そして航続距離は750kmと飛躍的に伸び、超高速充電であれば15分で最大400kmの走行が可能となっています。
洗練されたデザイン
エクステリアはメルセデスの象徴でもあるスリーポイントスターを照明モチーフとして全体に採用し、印象的なヘッドランプが造形されています。
インテリアはコンセプトモデル然としていますが、究極のモダンさを感じさせつつ、シンプルでありながら力強いデザインとなっています。
進化したMBUXと子ども存在検知システム
「Hi、メルセデス!」の声かけや操作で、ドライバーの行動を学習するインフォテインメントシステムMBUXがさらにパワーアップしMB.OSとなります。
MB.OSはシステムオンチップによって駆動される人工知能と機械学習を可能にしました。高度なセンサーとメルセデス・ベンツのインテリジェントクラウドによってサポートされています。

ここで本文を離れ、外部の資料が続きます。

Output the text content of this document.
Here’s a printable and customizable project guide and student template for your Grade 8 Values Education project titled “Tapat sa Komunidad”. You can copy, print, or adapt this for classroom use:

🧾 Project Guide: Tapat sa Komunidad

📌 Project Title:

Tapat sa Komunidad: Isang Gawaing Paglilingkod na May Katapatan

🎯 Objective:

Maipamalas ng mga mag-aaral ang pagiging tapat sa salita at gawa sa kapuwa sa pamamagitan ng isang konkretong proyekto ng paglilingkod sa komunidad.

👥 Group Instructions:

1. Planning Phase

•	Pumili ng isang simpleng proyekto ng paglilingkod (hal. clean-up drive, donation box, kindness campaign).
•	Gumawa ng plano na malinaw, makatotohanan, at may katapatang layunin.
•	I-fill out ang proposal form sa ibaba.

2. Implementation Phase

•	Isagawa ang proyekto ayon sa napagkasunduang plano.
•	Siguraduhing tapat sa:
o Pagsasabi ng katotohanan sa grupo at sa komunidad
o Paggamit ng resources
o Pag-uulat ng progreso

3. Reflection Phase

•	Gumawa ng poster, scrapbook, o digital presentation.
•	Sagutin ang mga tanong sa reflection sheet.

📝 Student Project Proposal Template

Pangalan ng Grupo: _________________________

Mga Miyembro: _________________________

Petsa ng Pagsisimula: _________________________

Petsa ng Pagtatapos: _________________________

このMB.OSで特筆すべき点は、子ども存在検知システムです。
特徴的な呼吸パターンから車内に子どもがいることを検知すると起動します(新生児の呼吸でも作動)。
エンジンがオフになった時、駐車中の車内に子どもがいるとすぐドライバーに警告が流れるようになっています。
また車内の温度も監視しており、温度が危険なレベルを超えると以下のシステムが作動します。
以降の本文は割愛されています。